Here’s a sample, from “Frank Sinatra”:
New Year’s Eve 1962, I was staying with my mother in Cuernavaca at the house of Merle Oberon and her husband Bruno Pagliai. The house itself was rumored to have been built by Cortés’s forces to serve as a women’s prison. (It’s across the street from the Palace of Cortés, with Diego Rivera’s murals in homage to Emiliano Zapata). New Year’s party guests included plenty of Hollywood notables—besides Merle herself, there were Dana Wynter and Greg Bautzer, Bill and Edie Goetz, Irene Selznick, and the man himself, Frank Sinatra. “Come meet Frank,” said Merle, leading me by the hand to where he stood in the middle of the patio. It was mercifully brief. She said my name, he extended his right hand to pat my elbow and, before turning away, flicked me a one-liner: “Good luck to you, kid.”
Lest it go unmentioned, “Frank Sinatra” precedes “My Generation,” a piece in part about Berkson’s attendance of Truman Capote’s famous Black and White Ball. A picture of Berkson and his mother at the ball behind Sinatra and Mia Farrow accompanies “My Generation.” The degree to which Berkson witnessed, much less took part in, so many of the major artistic events of the twentieth century—he was at the Black and White Ball!—really is astounding.
To return to Since When’s subtitle, that the book is a “memoir in pieces” cuts both ways. In a collection of pieces not all are equal, and some read less like full essays than half-finished scraps, better suited to an archive than a book. There’s the aforementioned “100 Women,” and “Ten Books That Changed the World,” which is precisely what is sounds like (I agree with Berkson about O’Hara’s Meditations in an Emergency but am less sure about some of his other choices). Indeed, as the book reaches its close, its pieces are increasingly fragmented. Where the first two thirds of the book positively hum along, the occasional quality of the work in Since When’s last few sections—now a piece reflecting on some books, now “Memory Snippets”—leads to a choppy reading experience.

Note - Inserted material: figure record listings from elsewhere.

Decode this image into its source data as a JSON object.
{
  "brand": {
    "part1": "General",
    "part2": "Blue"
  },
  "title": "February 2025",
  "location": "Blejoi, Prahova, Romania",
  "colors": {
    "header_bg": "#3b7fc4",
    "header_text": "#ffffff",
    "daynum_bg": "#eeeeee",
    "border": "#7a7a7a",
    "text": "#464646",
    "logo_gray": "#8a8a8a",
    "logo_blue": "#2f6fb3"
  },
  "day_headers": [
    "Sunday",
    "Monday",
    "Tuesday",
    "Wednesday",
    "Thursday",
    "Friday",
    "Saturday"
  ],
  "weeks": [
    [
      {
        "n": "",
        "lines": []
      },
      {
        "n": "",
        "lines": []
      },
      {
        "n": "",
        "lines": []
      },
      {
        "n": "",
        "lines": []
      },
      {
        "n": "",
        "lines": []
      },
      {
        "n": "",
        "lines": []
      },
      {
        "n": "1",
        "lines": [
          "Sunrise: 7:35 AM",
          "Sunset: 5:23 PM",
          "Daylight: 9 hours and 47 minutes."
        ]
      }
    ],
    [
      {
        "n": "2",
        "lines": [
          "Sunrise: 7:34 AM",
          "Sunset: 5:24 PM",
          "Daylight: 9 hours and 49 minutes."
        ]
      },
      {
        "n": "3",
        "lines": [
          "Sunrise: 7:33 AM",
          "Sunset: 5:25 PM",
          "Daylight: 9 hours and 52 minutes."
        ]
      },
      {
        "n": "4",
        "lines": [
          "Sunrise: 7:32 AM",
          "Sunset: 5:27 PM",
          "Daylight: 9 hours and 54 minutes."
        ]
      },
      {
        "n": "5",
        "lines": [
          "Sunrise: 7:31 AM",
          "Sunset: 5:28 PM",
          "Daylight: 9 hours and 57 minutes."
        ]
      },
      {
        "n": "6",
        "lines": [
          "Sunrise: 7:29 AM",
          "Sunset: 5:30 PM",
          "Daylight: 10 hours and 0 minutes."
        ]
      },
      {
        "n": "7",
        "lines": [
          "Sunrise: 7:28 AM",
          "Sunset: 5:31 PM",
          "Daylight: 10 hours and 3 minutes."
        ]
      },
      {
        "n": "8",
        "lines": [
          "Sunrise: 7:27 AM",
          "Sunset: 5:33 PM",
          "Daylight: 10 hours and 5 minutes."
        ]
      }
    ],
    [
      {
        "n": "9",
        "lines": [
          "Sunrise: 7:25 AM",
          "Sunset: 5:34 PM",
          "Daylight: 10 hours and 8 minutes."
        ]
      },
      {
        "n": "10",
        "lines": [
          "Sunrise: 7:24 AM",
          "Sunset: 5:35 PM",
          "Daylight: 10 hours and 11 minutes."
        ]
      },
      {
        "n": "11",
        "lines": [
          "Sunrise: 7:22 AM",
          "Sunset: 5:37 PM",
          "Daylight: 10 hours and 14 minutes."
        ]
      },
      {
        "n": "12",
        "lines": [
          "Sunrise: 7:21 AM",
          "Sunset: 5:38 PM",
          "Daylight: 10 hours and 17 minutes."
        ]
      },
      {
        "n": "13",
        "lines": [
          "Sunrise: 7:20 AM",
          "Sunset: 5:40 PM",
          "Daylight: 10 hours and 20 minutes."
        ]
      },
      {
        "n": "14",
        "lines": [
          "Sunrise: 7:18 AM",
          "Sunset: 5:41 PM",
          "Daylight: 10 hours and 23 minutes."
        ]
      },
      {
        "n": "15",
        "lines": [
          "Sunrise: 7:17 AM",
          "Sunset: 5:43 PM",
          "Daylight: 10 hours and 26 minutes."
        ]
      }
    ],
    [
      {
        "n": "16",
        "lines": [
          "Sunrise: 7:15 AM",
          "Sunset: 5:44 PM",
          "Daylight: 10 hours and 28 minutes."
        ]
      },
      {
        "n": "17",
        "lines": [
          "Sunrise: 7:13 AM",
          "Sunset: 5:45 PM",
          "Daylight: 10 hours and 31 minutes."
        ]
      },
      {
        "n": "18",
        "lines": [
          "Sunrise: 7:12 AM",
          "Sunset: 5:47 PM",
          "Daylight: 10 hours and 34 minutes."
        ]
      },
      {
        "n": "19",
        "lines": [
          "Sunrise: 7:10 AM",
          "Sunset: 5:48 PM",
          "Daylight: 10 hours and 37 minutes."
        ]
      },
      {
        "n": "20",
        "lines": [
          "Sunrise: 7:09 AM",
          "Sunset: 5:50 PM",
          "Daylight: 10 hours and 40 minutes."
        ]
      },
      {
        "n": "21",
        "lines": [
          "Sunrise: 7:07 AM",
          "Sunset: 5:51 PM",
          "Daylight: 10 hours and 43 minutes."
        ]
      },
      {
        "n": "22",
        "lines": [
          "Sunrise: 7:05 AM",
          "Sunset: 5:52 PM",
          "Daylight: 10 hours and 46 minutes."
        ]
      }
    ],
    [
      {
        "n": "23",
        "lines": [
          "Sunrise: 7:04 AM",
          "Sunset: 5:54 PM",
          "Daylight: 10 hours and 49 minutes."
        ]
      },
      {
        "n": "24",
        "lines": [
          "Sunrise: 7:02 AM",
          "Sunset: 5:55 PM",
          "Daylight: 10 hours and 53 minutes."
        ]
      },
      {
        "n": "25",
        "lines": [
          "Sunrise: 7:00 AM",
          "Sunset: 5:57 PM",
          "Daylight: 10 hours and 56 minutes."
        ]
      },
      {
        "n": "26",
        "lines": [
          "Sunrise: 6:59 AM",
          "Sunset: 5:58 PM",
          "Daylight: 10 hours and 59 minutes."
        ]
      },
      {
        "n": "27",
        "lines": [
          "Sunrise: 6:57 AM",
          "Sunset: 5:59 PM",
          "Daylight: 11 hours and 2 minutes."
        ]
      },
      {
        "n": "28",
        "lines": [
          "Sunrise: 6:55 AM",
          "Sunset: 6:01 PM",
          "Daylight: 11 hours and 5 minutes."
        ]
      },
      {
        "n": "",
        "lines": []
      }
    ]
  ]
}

But this fragmentation doesn’t equal a drop in quality; the book’s final pages contain diamonds. For example, “Journal Snippets: New York 1961-70” includes the following gem, a perfect capsule of time and place, about a night out with Ted Berrigan and Jim Carroll:
An all-nighter with Ted and Jim Carroll. At dawn we walk across town and have breakfast in a diner on the far west end of Greenwich Avenue. Returning eastward on Eleventh Street between Fifth and Sixth we see rubble we later learn is that from the explosion in an old townhouse, 18 West Eleventh, where members of the Weather Underground, including Kathy Boudin, the daughter of our poet friend Jean Boudin and her lawyer husband Leonard, had accidentally set off a bomb they were in the process of making. Kathy was wounded but survived; three of the group were killed in the blast. The street was a mess. A bookcase hanging at a forty-five-degree angle from the next-door house turned out to be Dustin Hoffman’s.